Routing a single VLAN to a VPN

viragomann

@04cc40 said in Routing a single VLAN to a VPN:

The problem is the other way around, all my VLANS are going out through the VPN when I want only a specific VLAN to be tunneled.

Yes, I noticed that. But this makes no sense to me. This sign indicate the actual default gateway:

So if this is next to the WAN gateway, I expect that the traffic goes out to WAN.
Below you can select the default gateway manually. But as this is also in automatic mode, it shouldn't use the VPN.

04CC40

@viragomann I am partially glad this makes no sense to someone else.

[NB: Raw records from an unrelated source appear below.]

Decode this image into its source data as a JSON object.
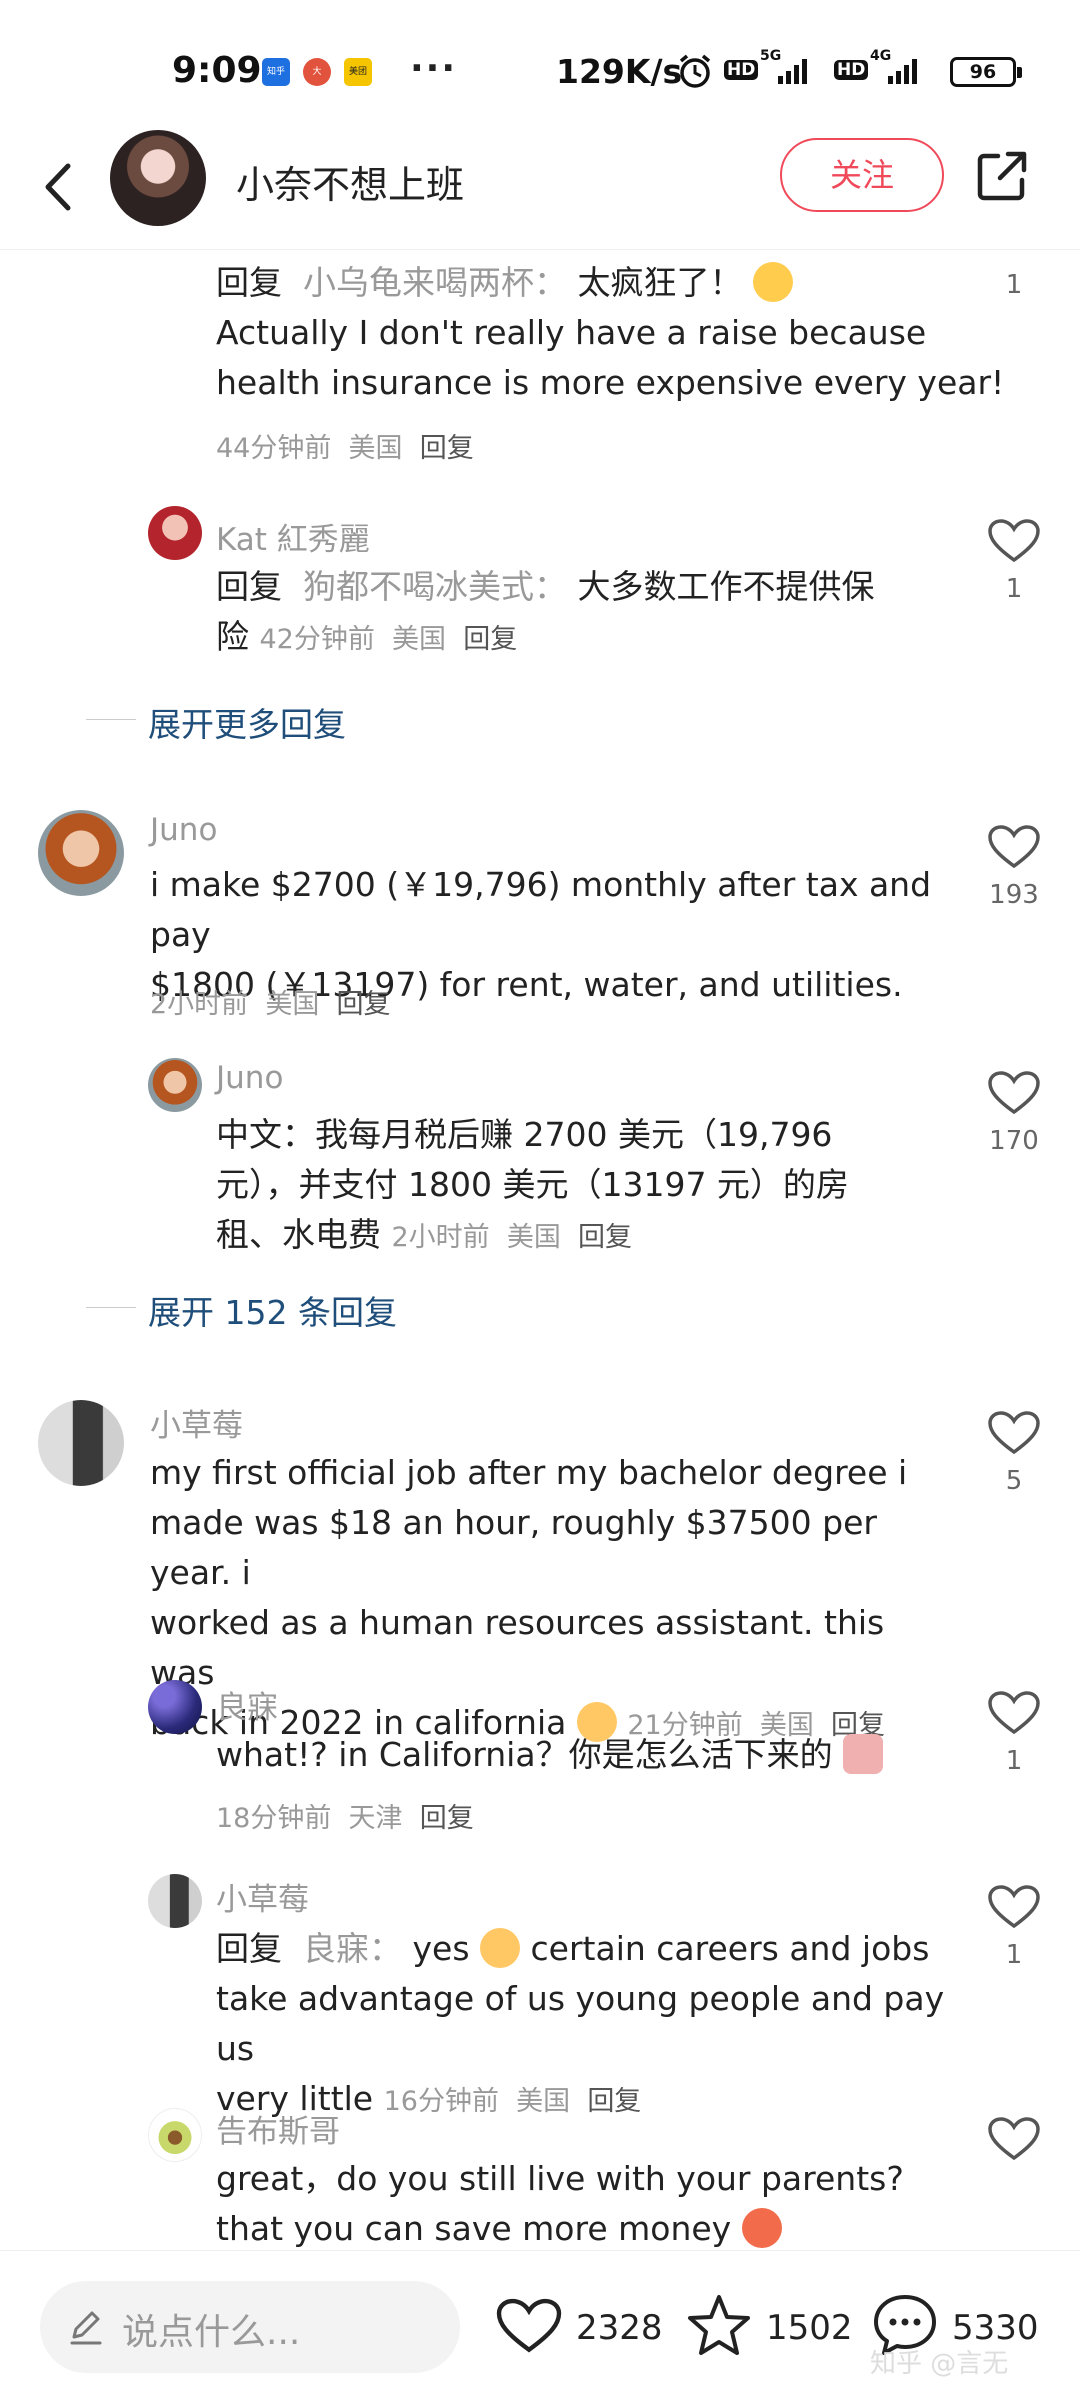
{
  "status_bar": {
    "time": "9:09",
    "network_speed": "129K/s",
    "hd1": "HD",
    "net1": "5G",
    "hd2": "HD",
    "net2": "4G",
    "battery": "96",
    "app_icons": [
      "知乎",
      "大",
      "美团"
    ]
  },
  "header": {
    "title": "小奈不想上班",
    "follow_label": "关注"
  },
  "comments": [
    {
      "type": "reply",
      "prefix": "回复",
      "reply_to": "小乌龟来喝两杯：",
      "text_line1": "太疯狂了！",
      "text_line2": "Actually I don't really have a raise because",
      "text_line3": "health insurance is more expensive every year!",
      "time": "44分钟前",
      "location": "美国",
      "reply_label": "回复",
      "likes": "1"
    },
    {
      "type": "reply",
      "user": "Kat 紅秀麗",
      "prefix": "回复",
      "reply_to": "狗都不喝冰美式：",
      "text_line1": "大多数工作不提供保",
      "text_line2": "险",
      "time": "42分钟前",
      "location": "美国",
      "reply_label": "回复",
      "likes": "1"
    },
    {
      "type": "expand",
      "label": "展开更多回复"
    },
    {
      "type": "top",
      "user": "Juno",
      "text_line1": "i make $2700 (￥19,796) monthly after tax and pay",
      "text_line2": "$1800 (￥13197) for rent, water, and utilities.",
      "time": "2小时前",
      "location": "美国",
      "reply_label": "回复",
      "likes": "193"
    },
    {
      "type": "reply",
      "user": "Juno",
      "text_line1": "中文：我每月税后赚 2700 美元（19,796",
      "text_line2": "元），并支付 1800 美元（13197 元）的房",
      "text_line3": "租、水电费",
      "time": "2小时前",
      "location": "美国",
      "reply_label": "回复",
      "likes": "170"
    },
    {
      "type": "expand",
      "label": "展开 152 条回复"
    },
    {
      "type": "top",
      "user": "小草莓",
      "text_line1": "my first official job after my bachelor degree i",
      "text_line2": "made was $18 an hour, roughly $37500 per year. i",
      "text_line3": "worked as a human resources assistant. this was",
      "text_line4": "back in 2022 in california",
      "time": "21分钟前",
      "location": "美国",
      "reply_label": "回复",
      "likes": "5"
    },
    {
      "type": "reply",
      "user": "良寐",
      "text_line1": "what!? in California？你是怎么活下来的",
      "time": "18分钟前",
      "location": "天津",
      "reply_label": "回复",
      "likes": "1"
    },
    {
      "type": "reply",
      "user": "小草莓",
      "prefix": "回复",
      "reply_to": "良寐：",
      "text_line1": "yes",
      "text_line1b": "certain careers and jobs",
      "text_line2": "take advantage of us young people and pay us",
      "text_line3": "very little",
      "time": "16分钟前",
      "location": "美国",
      "reply_label": "回复",
      "likes": "1"
    },
    {
      "type": "reply",
      "user": "告布斯哥",
      "text_line1": "great，do you still live with your parents?",
      "text_line2": "that you can save more money"
    }
  ],
  "bottom_bar": {
    "input_placeholder": "说点什么...",
    "likes": "2328",
    "favorites": "1502",
    "comments": "5330",
    "watermark": "知乎 @言无"
  },
  "icons": [
    "back-arrow-icon",
    "share-icon",
    "heart-icon",
    "star-icon",
    "comment-icon",
    "pen-icon"
  ]
}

I have changed the order of the rules and the problem persists. For example VLAN_30 is supposed to be a clearnet and is not specified to be tunneled through the VPN_WAN gateway:

Screenshot at 2023-03-14 18-04-12.png

VPN connection is established:

Screenshot at 2023-03-14 18-07-18.png

My computer is connected to an SSID assigned to VLAN_30 and is being assigned an IP within that subnet:

Screenshot from 2023-03-14 18-15-15.png

But still, my public IP is one linked to the VPN (PIA Atlanta server in Georgia) :

Screenshot from 2023-03-14 18-16-24.png

mcury

@04cc40 Is this ticked in your pfsense openvpn client configuration?

04CC40

@mcury

Checked.

Screenshot at 2023-03-14 19-01-54.png

Bob.Dig

@04cc40 Then you may have a mess in Outbound NAT I guess.

JKnott

@04cc40 said in Routing a single VLAN to a VPN:

My problem is that I want only a specific VLAN to pass through the VPN

You don't pass a VLAN through a VPN, you route the subnet.

04CC40

@jknott

Sorry I "misspoke".

04CC40

@bob-dig

I decided to reset the appliance and redo all the config. It seems to be working as expected now, but I guess I'll never know where I f'ed up the first time.

I.T._Lee

I found this walk-through by Lawrence at Lawrence Systems. Goes through the setup of exactly what you want to achieve and explains why settings should be where they are and what simple mistakes can catch you out. I know you have it working now but it may help you to discover what the error was or it could help someone with the same problem in the future:

https://youtu.be/ulRgecz0UsQ

04CC40

@i-t-_lee Thanks. I actually switched to pfSense around 3 years ago because of his channel. I also switched to Unifi switches and AP's because of him. I did follow the nguvu guide because I'd rather be reading than pause-playing a video on YT, but you're right, his channel is a great resource.